Every (eval × variant) combination flows through a single shared worker pool, so one slow variant does not block the others. Each variant gets its own output directory containing results.jsonl (one trial-result record per trial, with an experiment provenance block) and run-summary.jsonl. A single experiment-level markdown report (report.md) sits alongside the per-variant subdirectories.

See Experiment File Schema for the YAML format.

FlagTypeDefaultDescription
<experiment-file>pathRequired positional argument. Path to the experiment YAML file.
--variant <name>stringRun only the named variant. Useful for CI splits or partial reruns.
--output-dir <path>path./vally-experiment-resultsDirectory for output files. A timestamped subdirectory is created inside.
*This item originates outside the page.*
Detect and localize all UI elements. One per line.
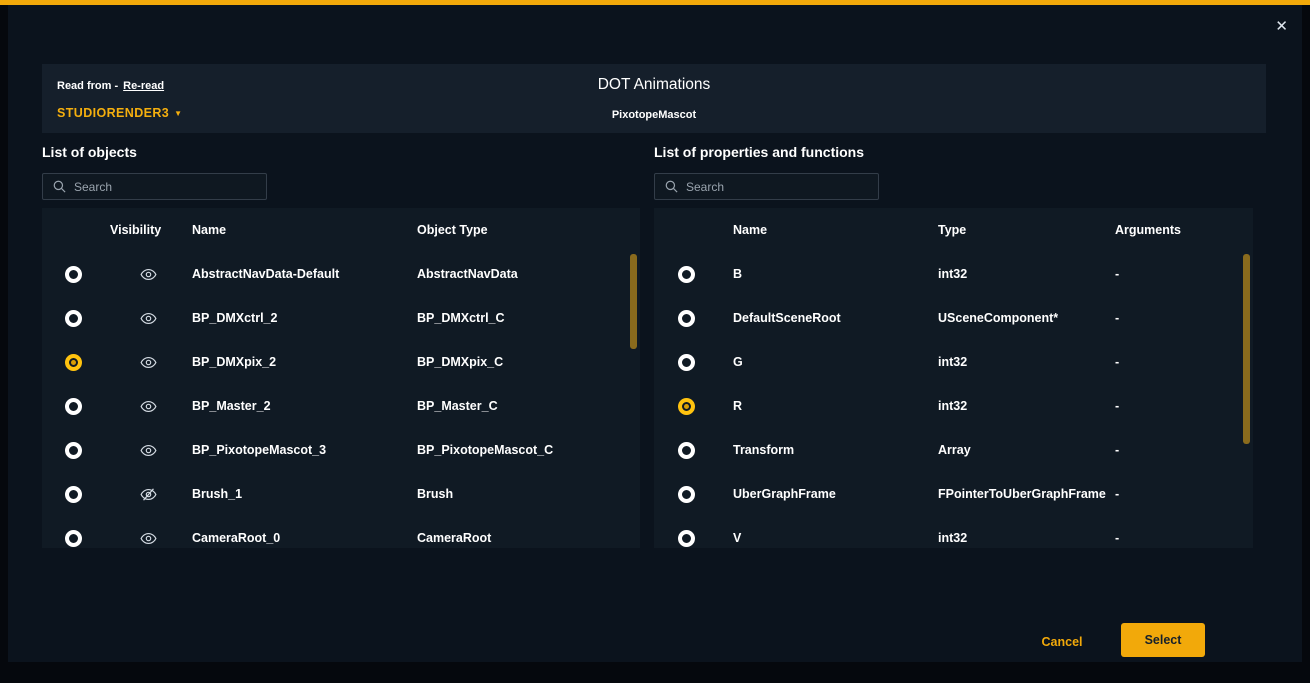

--workers <n>integer5Max concurrent trials across all variants.
--dry-runflagfalseResolve the experiment and print the plan without executing.
CodeMeaning
0All variants completed and every trial passed.
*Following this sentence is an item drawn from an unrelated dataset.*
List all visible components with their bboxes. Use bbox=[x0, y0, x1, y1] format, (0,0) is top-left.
1Any trial failed, the experiment file did not resolve, or --variant named an unknown variant.
<output-dir>/
└── 2026-06-09T20-41-10-885Z/ # timestamped run directory
├── report.md # experiment-level markdown report
├── baseline/ # one subdirectory per variant
│ ├── results.jsonl # trial-result records + experiment block
│ └── run-summary.jsonl
└── treatment/
├── results.jsonl
└── run-summary.jsonl

Each results.jsonl line is a TrialResultRecord (the same shape vally eval writes) with an extra experiment field carrying the run ID, variant name, and content hashes of the eval and resolved config.

Terminal window
# Run every variant
vally experiment run experiments/skill-comparison.yaml
# Run a single variant (e.g. for a CI matrix split)
vally experiment run experiments/skill-comparison.yaml --variant treatment
# Print the resolved plan without executing
vally experiment run experiments/skill-comparison.yaml --dry-run
# Custom output location
vally experiment run experiments/skill-comparison.yaml \
--output-dir ./runs/skill-comparison
# Run a single cell of a matrix experiment (names are generated as axis=label,…)
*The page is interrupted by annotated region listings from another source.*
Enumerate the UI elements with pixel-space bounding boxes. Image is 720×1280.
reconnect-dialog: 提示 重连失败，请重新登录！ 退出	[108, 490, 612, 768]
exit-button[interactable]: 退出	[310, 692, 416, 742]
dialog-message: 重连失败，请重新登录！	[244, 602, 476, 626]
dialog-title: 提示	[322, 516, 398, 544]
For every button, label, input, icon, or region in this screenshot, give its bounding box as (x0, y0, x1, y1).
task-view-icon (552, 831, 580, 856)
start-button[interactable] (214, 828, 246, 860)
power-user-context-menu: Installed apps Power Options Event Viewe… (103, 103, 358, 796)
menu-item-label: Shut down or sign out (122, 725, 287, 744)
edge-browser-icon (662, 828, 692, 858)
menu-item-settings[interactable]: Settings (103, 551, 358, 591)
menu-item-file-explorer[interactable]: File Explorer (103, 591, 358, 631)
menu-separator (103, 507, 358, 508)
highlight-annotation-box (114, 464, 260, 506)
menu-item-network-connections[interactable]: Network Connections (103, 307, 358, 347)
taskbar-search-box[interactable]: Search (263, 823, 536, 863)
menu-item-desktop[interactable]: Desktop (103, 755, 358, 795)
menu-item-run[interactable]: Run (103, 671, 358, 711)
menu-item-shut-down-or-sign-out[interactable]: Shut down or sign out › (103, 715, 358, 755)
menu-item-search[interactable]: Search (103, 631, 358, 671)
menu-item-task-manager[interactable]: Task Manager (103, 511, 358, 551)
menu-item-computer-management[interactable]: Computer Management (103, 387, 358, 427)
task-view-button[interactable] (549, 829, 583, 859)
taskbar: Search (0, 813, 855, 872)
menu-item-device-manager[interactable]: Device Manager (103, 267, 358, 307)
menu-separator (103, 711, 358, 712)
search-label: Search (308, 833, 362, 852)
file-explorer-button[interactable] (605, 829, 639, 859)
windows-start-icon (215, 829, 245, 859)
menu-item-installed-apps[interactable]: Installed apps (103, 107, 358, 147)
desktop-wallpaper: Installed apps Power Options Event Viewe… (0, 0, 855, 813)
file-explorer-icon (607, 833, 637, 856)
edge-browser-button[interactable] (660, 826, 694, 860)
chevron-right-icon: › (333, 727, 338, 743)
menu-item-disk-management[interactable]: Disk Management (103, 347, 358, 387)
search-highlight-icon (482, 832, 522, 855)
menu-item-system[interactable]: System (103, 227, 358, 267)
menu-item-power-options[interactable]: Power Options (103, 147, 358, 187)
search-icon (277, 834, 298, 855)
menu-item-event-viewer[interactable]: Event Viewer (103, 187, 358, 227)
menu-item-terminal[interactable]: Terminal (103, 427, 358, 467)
vally experiment run experiments/model-x-skills.yaml \
--variant "model=gpt-5.5,skills=none"
  1. Author an experiment YAML file declaring the eval set, the vary axis, and the named variants — or a matrix of axes that expands into them automatically. See Experiment File Schema.
  2. Run vally experiment run <file> (optionally with --dry-run first to inspect the plan).
  3. Inspect per-variant results.jsonl directly, ingest the run directory with vally ingest, or browse it via vally serve.